A little more about my rehairs: I learned bow rehairing during the summer of 1994 with Lynn Armour Hannings. And just in the nick of time. My first daughter was born the following year. I'm sure I would not have been able to have spent so many focused weeks learning about bows for many more years!
I spend quite a bit of time with your bow when you bring it in for rehairing. It always gets a full cleaning and polishing and inspection. If it is particularly grimy with years of built up rosin, you actually receive a gift! I will sell you a special polishing cloth for only $1 :)

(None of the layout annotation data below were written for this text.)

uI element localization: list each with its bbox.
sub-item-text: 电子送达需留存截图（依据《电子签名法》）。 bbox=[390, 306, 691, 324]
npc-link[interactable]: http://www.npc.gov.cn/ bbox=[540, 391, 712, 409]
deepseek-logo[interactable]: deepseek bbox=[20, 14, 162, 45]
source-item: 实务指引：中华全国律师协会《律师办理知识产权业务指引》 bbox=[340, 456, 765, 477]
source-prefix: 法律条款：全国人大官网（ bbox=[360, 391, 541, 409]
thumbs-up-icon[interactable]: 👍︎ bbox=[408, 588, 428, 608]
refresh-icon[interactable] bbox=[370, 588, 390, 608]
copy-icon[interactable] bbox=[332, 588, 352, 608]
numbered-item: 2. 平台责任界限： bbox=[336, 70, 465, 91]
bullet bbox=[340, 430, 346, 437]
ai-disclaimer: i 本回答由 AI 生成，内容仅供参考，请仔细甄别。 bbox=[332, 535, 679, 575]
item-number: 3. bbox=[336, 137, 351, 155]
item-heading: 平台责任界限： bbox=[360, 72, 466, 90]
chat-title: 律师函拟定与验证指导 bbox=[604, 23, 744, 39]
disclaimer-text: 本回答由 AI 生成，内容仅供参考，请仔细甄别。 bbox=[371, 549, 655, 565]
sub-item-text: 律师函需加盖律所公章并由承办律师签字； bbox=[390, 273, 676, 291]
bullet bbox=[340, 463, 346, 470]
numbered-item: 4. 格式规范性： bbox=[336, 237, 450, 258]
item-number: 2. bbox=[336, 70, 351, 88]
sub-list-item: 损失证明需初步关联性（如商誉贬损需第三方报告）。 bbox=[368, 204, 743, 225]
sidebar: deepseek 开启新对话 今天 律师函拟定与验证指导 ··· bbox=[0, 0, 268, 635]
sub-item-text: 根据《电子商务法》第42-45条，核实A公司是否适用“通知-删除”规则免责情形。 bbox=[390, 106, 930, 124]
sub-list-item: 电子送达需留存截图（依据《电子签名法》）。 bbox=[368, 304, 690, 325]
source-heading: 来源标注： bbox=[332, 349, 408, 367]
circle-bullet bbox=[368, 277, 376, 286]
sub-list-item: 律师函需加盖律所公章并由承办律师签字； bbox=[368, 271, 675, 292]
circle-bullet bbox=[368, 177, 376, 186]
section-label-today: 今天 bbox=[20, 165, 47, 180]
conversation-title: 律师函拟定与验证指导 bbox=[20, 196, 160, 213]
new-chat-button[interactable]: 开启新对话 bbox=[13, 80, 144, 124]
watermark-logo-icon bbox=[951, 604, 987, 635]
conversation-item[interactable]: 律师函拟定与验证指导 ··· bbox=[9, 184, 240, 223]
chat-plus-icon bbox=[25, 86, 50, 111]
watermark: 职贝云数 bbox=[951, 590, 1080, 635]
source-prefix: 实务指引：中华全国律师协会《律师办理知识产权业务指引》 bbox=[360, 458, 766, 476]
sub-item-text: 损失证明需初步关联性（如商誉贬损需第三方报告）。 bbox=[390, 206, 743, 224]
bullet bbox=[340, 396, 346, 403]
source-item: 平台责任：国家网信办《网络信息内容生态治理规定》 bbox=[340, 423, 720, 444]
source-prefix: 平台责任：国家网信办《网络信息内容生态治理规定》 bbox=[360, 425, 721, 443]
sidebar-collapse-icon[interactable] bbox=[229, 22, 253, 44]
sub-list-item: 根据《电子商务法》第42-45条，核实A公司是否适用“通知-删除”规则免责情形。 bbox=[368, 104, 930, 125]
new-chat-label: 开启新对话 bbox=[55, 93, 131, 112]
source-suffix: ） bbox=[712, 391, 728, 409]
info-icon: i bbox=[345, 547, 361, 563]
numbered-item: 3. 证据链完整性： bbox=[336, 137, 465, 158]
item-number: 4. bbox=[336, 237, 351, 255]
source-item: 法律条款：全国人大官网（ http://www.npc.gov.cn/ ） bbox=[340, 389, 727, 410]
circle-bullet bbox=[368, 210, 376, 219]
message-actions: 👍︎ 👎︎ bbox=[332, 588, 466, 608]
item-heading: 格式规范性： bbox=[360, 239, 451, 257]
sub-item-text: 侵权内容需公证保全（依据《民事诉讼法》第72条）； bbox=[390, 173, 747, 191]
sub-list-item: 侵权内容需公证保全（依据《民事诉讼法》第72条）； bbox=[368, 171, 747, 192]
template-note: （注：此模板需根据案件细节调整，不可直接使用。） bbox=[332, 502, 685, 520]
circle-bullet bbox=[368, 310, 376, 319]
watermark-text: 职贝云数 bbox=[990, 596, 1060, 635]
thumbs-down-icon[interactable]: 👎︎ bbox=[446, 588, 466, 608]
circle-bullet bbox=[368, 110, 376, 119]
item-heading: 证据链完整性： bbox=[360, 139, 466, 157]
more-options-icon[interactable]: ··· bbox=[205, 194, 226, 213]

I order my bow hair in bulk and it is of the highest quality only. By that I mean that it is strong yet elastic and evenly white but unbleached. It is well "dressed" when I purchase it. By that I mean that it has been picked over so that the hairs are even thicknesses and not kinked. Yet, when I collect the hank of hair for your bow, I take time to dress it one more time, pulling out any single hairs that might corrode the tone in bowed passages that require quiet finesse.
New plugs and wedges are precisely cut. The hair is dampened and left to dry, one or two loose stray hairs are trimmed and voila! a beautiful ribbon of hair.
How often to rehair your bow? In general, once or twice a year depending on how much you play. Or if it has stretched too long or looks yellowish or dirty. Or if bow bugs have gnawed off half of it.